I finished all nine episodes of the second season of “Stranger Things” in one sitting. With a new season of any show, I usually watch four to six episodes, take a break, and then continue with the rest the following day. But this new season of last year’s instant favorite horror series took everything that we loved from the previous season and built on it. They gave us what we wanted without sacrificing its narrative.

The show is about a boy who goes missing in the small town of Hawkins, Indiana in the ’80s, taken by dark and sinister forces from another world. By the end of the first season, we were introduced to a very engaging cast that includes Joyce Byers (Winona Ryder), the mother of the missing boy, Will (Noah Schnapp), and his friends, Dustin (Gaten Materazzo), Lucas (Caleb McLaughlin), and Mike (Finn Wolfhard), the police sheriff, Jim Hopper (David Harbour), Will’s brother Jonathan (Charlie Heaton), Mike’s sister Nancy (Natalia Dyer) and her boyfriend Steve (Joe Keery), and a mysterious young girl named Eleven (Millie Bobby Brown).

While the first season ended with a satisfying conclusion, the characters had endeared themselves to us so much that we wanted more. The show’s creators, The Duffer Brothers, gives it to us in full force. The new season begins a year after the events of the first season and takes us into the lives of the characters and how they’ve moved on from the forces from the world they call The Upside Down. Problem is the Upside Down is not yet done with the people of Hawkins, Indiana.

The new season gives us more of what is so enjoyable about the show: the kids’ boundless enthusiasm and dynamic personalities; the complex and not easily defined love triangle between Nancy, Steve, and Jonathan; the maternal strength that allows Joyce to become a super-mom when it comes to protecting Will; Sheriff Hopper’s tough and selfless way of protecting Hawkins; and a lot of more of Millie Bobby Brown as Eleven.

The show is also rich in its setting of rural America in the ’80s, complete with an era-appropriate soundtrack, and a healthy and fun dose of nerdspeak.

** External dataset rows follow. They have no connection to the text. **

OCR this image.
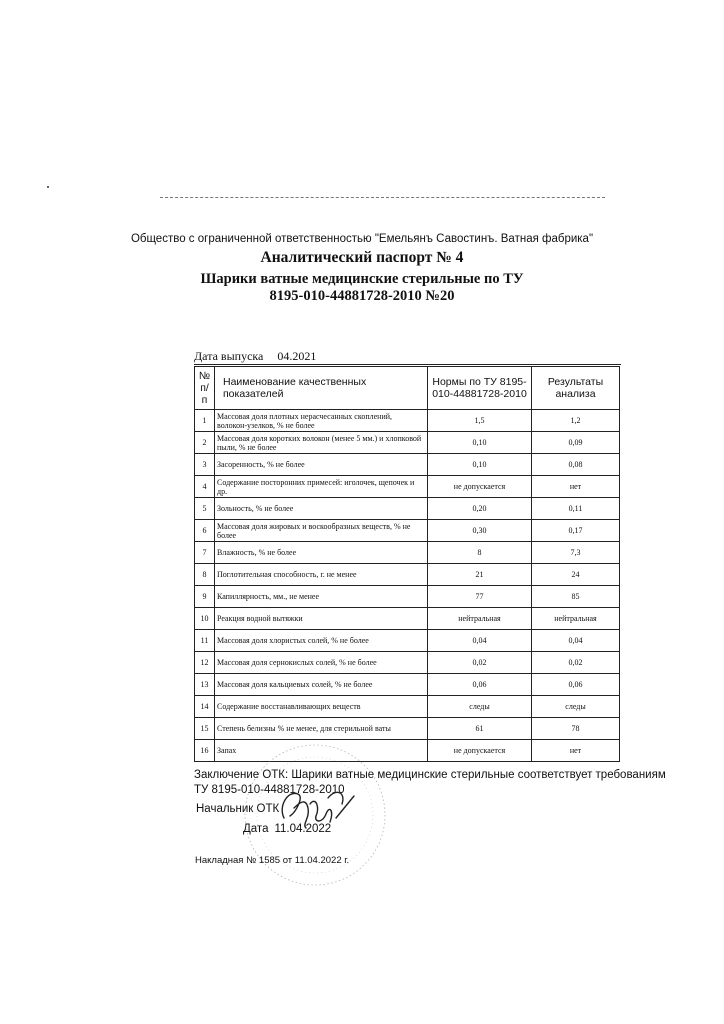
Общество с ограниченной ответственностью "Емельянъ Савостинъ. Ватная фабрика"
Аналитический паспорт № 4
Шарики ватные медицинские стерильные по ТУ
8195-010-44881728-2010 №20
Дата выпуска 04.2021
№ п/п	Наименование качественных показателей	Нормы по ТУ 8195-010-44881728-2010	Результаты анализа
1	Массовая доля плотных нерасчесанных скоплений, волокон-узелков, % не более	1,5	1,2
2	Массовая доля коротких волокон (менее 5 мм.) и хлопковой пыли, % не более	0,10	0,09
3	Засоренность, % не более	0,10	0,08
4	Содержание посторонних примесей: иголочек, щепочек и др.	не допускается	нет
5	Зольность, % не более	0,20	0,11
6	Массовая доля жировых и воскообразных веществ, % не более	0,30	0,17
7	Влажность, % не более	8	7,3
8	Поглотительная способность, г. не менее	21	24
9	Капиллярность, мм., не менее	77	85
10	Реакция водной вытяжки	нейтральная	нейтральная
11	Массовая доля хлористых солей, % не более	0,04	0,04
12	Массовая доля сернокислых солей, % не более	0,02	0,02
13	Массовая доля кальциевых солей, % не более	0,06	0,06
14	Содержание восстанавливающих веществ	следы	следы
15	Степень белизны % не менее, для стерильной ваты	61	78
16	Запах	не допускается	нет
Заключение ОТК: Шарики ватные медицинские стерильные соответствует требованиям
ТУ 8195-010-44881728-2010
Начальник ОТК
Дата 11.04.2022
Накладная № 1585 от 11.04.2022 г.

A monster descends on the small town of Hawkins, Indiana in this scene from ‘Stranger Things.’

But the second season of “Stranger Things” doesn’t just rest on the elements that made it work. It pushes its characters some more. It digs deeper into Eleven’s history, introduces exciting new characters (played by Sean Astin, Paul Reiser, Sadie Sink, and Dacre Montgomery), explores the fine lines between each characters’ relationship with each other, and presents us with a deeper threat that’s as terrifying as before.

The show also emphasizes the difficulties of growing up, coming into your own, and the small-town thinking that comes in a rural setting.

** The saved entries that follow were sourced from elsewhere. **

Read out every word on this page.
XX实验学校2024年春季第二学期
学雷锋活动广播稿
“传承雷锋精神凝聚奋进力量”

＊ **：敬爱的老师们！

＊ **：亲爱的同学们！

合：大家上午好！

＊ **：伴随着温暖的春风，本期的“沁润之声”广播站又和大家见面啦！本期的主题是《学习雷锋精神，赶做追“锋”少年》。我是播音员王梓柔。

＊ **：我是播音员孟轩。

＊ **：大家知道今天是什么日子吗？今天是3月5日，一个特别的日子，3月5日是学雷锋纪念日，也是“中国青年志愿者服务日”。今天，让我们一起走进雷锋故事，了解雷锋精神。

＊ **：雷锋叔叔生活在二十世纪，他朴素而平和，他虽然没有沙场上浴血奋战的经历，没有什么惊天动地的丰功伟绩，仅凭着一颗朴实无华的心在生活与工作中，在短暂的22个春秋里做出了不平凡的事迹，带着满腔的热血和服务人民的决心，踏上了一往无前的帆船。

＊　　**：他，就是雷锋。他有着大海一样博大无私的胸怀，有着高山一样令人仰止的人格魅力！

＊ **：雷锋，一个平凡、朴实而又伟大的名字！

There is just so much joy in “Stranger Things” that even while the show belongs in the horror genre, it never really gets as terrifying as it would want to be. The characters are so fully formed, the world’s mythology so detailed that it’s difficult to feel afraid when you are enjoying the whole experience. There are a few jump scares in the show and that’s the only time it actually generates true fear. But they are used in a clever manner, tricking you into thinking something when something else, something unexpected happens. It’s an interesting way of using jump scares.

And while there is a feeling of dread that builds, the show takes its time building it to fully create each character’s dramatic arc through the show. There are a lot of characters, but because they are all so engaging and interesting, you don’t mind the transitions of the narrative.

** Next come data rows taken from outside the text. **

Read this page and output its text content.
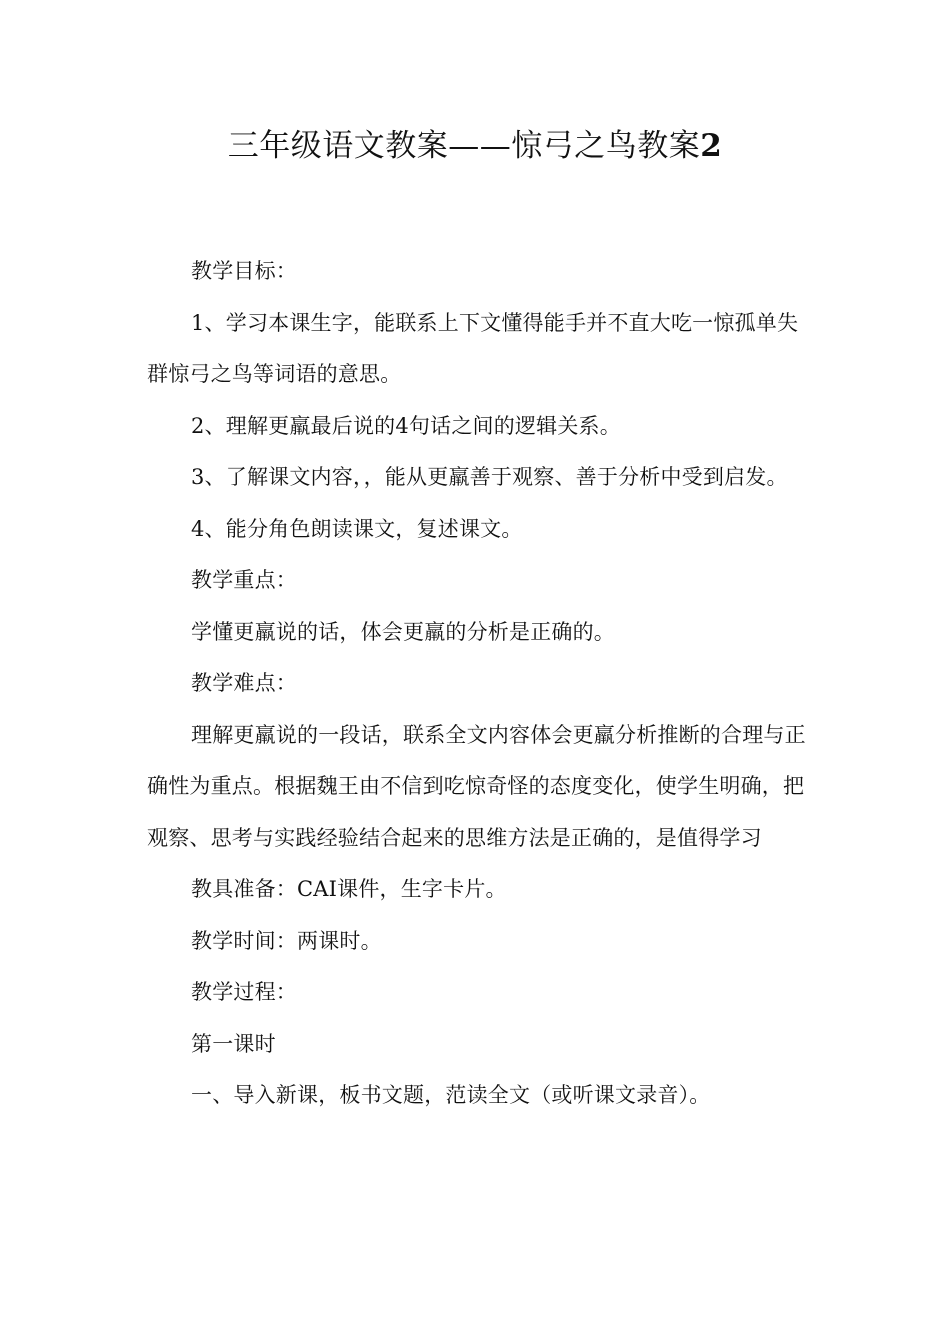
三年级语文教案——惊弓之鸟教案2

教学目标：

1、学习本课生字，能联系上下文懂得能手并不直大吃一惊孤单失群惊弓之鸟等词语的意思。

2、理解更羸最后说的4句话之间的逻辑关系。

3、了解课文内容，，能从更羸善于观察、善于分析中受到启发。

4、能分角色朗读课文，复述课文。

教学重点：

学懂更羸说的话，体会更羸的分析是正确的。

教学难点：

理解更羸说的一段话，联系全文内容体会更羸分析推断的合理与正确性为重点。根据魏王由不信到吃惊奇怪的态度变化，使学生明确，把观察、思考与实践经验结合起来的思维方法是正确的，是值得学习

教具准备：CAI课件，生字卡片。

教学时间：两课时。

教学过程：

第一课时

一、导入新课，板书文题，范读全文（或听课文录音）。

Nine hours felt like a breeze to get through because there was so much happening. From the conflicts between characters to the overall problem of the Upside Down returning to Hawkins, each narrative point intersects and intertwines. It keeps the show moving and not one single episode felt like it slowed down the pace.

“Stranger Things” season 2 pushes each of the characters harder than it did last season and the show never feels like it copped out and rehashed what they did before. This feels like a richer, larger world. It’s more ambitious, more complex but it’s still fun and thrilling. It’s great to hear that the creators intend to tell two more seasons of “Stranger Things” before ending it with a definite conclusion.